All that day and evening the two spent learning where to find the suppliers of such things as Usha needed.
The next morning, Usha went out with energy, ready to begin assembling her studio.
“I will mix my own paints,” Usha said, “of course.” She shot a glance at the leaden sky, hoping the clouds would lift. Nothing of what she wanted to purchase today could be delivered if there was the least risk of rain. “Some like to have an apprentice for that kind of work, but I’ve always liked doing it myself. There are a lot of components to buy—the base, the oils and pigments for all the colors. It’s going to be very expensive.”
Dez shrugged. “Not a problem. I haven’t dealt with the sellers of paint, but whether we’ve done business together or they’ve only heard of me, there is hardly a provisioner of anything in Haven who doesn’t know he’s in for a serious time of bargaining when I walk in the door.”
“It is what I hoped,” Usha said, flashing a smile.
In Haven, the center of Abanasinian commerce since after the Cataclysm, in that Lord City where generations of men and women built empires of commerce and waged battles in the counting houses whose outcomes were known to few and affected people far beyond the stout gates of the city, dark knights manned the five watchtowers and the walls.
Eight days had passed since the city fell. Red dragons patrolled the sky, wheeling in long lazy circles over the river and the city. Word had gone through the streets and byways like fanned fire that the name of the commander of the occupation force was Sir Radulf Eigerson, and that he had met only once with the Lord Mayor and his council. It was said Sir Radulf had laid down the law at that meeting—literally—by using his dagger to nail a copy of his official writ to the oaken table that had served generations of Haven’s wealthy. The Lord Mayor and his advisers came away with the chief point of the writ, that the person to reckon with was Lady Mearah of Palanthas.
“A lovely woman,” the rumors said of her. “Delicate beauty, alabaster skin, hair like a spill of midnight sky.”
And a woman whose reputation for ruthlessness followed like a shadow.
The lady knight used no family name, and that was not a thing for wonder.

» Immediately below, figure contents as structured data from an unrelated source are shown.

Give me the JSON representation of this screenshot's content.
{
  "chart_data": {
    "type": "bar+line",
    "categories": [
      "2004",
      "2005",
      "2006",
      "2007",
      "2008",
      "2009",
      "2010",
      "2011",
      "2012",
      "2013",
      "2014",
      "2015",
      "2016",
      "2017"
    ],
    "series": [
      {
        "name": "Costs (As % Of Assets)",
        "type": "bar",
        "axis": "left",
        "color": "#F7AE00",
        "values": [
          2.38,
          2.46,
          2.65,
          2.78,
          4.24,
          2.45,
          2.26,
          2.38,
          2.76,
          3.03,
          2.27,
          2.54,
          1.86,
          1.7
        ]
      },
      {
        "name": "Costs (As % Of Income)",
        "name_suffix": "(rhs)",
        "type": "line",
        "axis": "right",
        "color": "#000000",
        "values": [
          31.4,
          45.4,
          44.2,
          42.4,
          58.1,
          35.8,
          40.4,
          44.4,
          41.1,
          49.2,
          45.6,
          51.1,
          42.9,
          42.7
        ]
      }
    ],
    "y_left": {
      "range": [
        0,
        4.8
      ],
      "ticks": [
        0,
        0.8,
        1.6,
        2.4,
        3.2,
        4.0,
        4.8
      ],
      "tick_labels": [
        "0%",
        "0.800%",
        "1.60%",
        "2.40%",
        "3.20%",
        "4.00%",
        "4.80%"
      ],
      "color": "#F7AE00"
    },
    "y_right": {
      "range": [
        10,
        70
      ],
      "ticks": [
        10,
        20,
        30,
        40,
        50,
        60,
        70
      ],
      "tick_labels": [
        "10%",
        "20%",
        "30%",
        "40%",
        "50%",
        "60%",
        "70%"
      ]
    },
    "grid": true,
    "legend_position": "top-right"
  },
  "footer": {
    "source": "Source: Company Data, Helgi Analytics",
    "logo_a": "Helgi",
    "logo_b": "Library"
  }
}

She was a fallen child, a daughter of Solamnia who had turned away from her noble heritage to dark armies. Sir Radulf’s name caused a stir, for that knight was otherwise known as Red Wolf, a battle name gained on war grounds and well earned. Mention of Lady Mearah of Palanthas raised a different kind of murmuring, for it had been heard since the fall of the city that here and there folk had been taken into the custody for unspecified offenses. Few came back. Those who returned had nothing to say, and they met no one’s eye. Terrified, perhaps, or ashamed. Or both. Those who didn’t return were executed as traitors by Lady Mearah’s order, their bodies dumped unceremoniously—and very publicly—outside the low stone wall enclosing the city’s cemetery.

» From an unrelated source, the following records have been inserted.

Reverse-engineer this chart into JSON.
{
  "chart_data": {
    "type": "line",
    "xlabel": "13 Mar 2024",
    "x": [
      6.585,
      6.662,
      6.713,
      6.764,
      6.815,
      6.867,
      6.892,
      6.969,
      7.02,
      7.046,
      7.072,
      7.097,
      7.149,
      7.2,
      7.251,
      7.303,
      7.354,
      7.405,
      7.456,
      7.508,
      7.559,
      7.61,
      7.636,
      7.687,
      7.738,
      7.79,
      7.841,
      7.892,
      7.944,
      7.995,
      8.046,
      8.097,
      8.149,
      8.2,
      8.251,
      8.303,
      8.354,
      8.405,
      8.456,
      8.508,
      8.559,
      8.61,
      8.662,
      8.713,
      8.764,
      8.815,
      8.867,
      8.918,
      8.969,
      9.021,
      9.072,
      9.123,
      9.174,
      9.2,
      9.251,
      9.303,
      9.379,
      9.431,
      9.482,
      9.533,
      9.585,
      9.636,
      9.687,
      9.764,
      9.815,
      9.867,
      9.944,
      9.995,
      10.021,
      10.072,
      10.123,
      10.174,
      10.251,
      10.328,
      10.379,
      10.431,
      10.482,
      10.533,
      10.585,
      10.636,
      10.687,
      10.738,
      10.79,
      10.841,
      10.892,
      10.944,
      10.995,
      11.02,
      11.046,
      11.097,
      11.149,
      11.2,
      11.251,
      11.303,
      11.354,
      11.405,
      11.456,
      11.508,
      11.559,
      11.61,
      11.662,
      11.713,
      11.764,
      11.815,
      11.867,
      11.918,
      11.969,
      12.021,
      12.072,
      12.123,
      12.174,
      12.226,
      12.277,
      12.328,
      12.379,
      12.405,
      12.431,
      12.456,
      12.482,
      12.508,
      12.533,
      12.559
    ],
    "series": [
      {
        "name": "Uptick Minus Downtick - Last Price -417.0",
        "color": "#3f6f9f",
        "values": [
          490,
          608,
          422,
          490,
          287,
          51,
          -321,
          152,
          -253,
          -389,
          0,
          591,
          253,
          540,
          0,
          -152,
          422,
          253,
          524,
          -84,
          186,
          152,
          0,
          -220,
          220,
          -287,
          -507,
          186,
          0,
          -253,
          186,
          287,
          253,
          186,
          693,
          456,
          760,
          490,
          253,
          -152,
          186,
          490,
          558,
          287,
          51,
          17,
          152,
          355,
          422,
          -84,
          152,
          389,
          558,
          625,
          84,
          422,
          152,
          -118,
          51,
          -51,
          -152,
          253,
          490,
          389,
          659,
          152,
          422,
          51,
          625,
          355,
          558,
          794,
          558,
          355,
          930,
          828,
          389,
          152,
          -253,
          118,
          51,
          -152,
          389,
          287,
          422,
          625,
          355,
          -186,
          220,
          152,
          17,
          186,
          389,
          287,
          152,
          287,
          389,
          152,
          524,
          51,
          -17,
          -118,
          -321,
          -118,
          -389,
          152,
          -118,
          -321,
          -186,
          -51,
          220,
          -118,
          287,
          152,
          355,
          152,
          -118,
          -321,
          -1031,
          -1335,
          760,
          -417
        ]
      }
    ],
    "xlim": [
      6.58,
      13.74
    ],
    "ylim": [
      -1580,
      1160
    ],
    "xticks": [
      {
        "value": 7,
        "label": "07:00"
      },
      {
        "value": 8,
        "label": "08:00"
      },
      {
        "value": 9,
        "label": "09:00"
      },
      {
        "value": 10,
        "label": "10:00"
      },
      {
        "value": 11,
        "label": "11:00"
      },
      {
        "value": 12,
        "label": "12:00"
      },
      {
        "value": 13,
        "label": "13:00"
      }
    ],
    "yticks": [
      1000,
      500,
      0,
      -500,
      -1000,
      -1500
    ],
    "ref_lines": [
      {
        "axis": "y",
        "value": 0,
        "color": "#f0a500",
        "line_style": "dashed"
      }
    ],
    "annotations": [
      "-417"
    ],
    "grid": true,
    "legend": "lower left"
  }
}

“That one,” the people said in the taverns and around the home hearths, “that one is going to be curse the dragons brought.”
People said so, yet in Haven life went on as householder, taverner, wealthy merchant, lord, and humble servant adjusted to the changes. They were Haveners after all. They lived on a river whose capricious moods could get dark indeed. They were hearty enough and had been for centuries. They could manage with mounted patrols of knights manning all the major intersections. They’d survive the flood of foot soldiers that poured into Haven on the third day to join the dragonriders in guarding the city walls.

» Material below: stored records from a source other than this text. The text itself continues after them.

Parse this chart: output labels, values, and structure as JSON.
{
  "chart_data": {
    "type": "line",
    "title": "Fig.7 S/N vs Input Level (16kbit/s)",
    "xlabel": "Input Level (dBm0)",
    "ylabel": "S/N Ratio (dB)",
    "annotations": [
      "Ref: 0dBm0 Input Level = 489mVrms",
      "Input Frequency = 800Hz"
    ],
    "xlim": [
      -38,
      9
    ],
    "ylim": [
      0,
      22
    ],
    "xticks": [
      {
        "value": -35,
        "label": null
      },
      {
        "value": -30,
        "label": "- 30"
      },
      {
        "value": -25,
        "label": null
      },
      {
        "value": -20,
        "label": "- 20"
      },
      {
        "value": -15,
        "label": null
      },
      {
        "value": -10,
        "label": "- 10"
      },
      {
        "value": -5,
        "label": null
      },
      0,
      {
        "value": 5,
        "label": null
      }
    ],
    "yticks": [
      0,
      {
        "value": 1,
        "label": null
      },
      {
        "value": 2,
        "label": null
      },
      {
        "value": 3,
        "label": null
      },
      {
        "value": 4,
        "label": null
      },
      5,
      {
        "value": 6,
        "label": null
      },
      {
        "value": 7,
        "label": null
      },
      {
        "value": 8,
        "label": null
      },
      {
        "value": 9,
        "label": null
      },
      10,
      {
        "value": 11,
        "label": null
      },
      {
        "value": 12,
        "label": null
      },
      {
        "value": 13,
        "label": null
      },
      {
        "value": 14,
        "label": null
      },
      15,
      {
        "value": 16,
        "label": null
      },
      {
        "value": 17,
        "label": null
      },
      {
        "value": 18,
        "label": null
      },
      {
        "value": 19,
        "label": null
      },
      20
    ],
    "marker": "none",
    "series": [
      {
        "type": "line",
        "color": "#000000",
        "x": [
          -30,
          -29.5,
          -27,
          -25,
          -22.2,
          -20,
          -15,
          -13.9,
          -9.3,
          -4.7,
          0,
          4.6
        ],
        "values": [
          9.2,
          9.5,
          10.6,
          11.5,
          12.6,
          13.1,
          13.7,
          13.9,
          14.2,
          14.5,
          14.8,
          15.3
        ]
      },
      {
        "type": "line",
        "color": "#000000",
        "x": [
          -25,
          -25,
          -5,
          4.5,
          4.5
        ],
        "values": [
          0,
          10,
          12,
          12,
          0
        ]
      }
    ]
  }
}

Among those lower ranks were at least a dozen goblins, but most of the soldiers were humans, men and women hardened on battlegrounds all across Ansalon. They kept to their barracks in the lower floors of Old Keep, and for the most part they kept out of trouble. This was not to be wondered at. Two of the corpses who appeared by the cemetery wall had been those of occupation soldiers.
Haveners could survive these, and Haveners could manage, though some quarters their city smelled of the burned wharfs. But it also smelled of baking bread and tapped ale kegs, of the river and the particular scent that lingers in the air as the summer grows old and thinks of turning to autumn.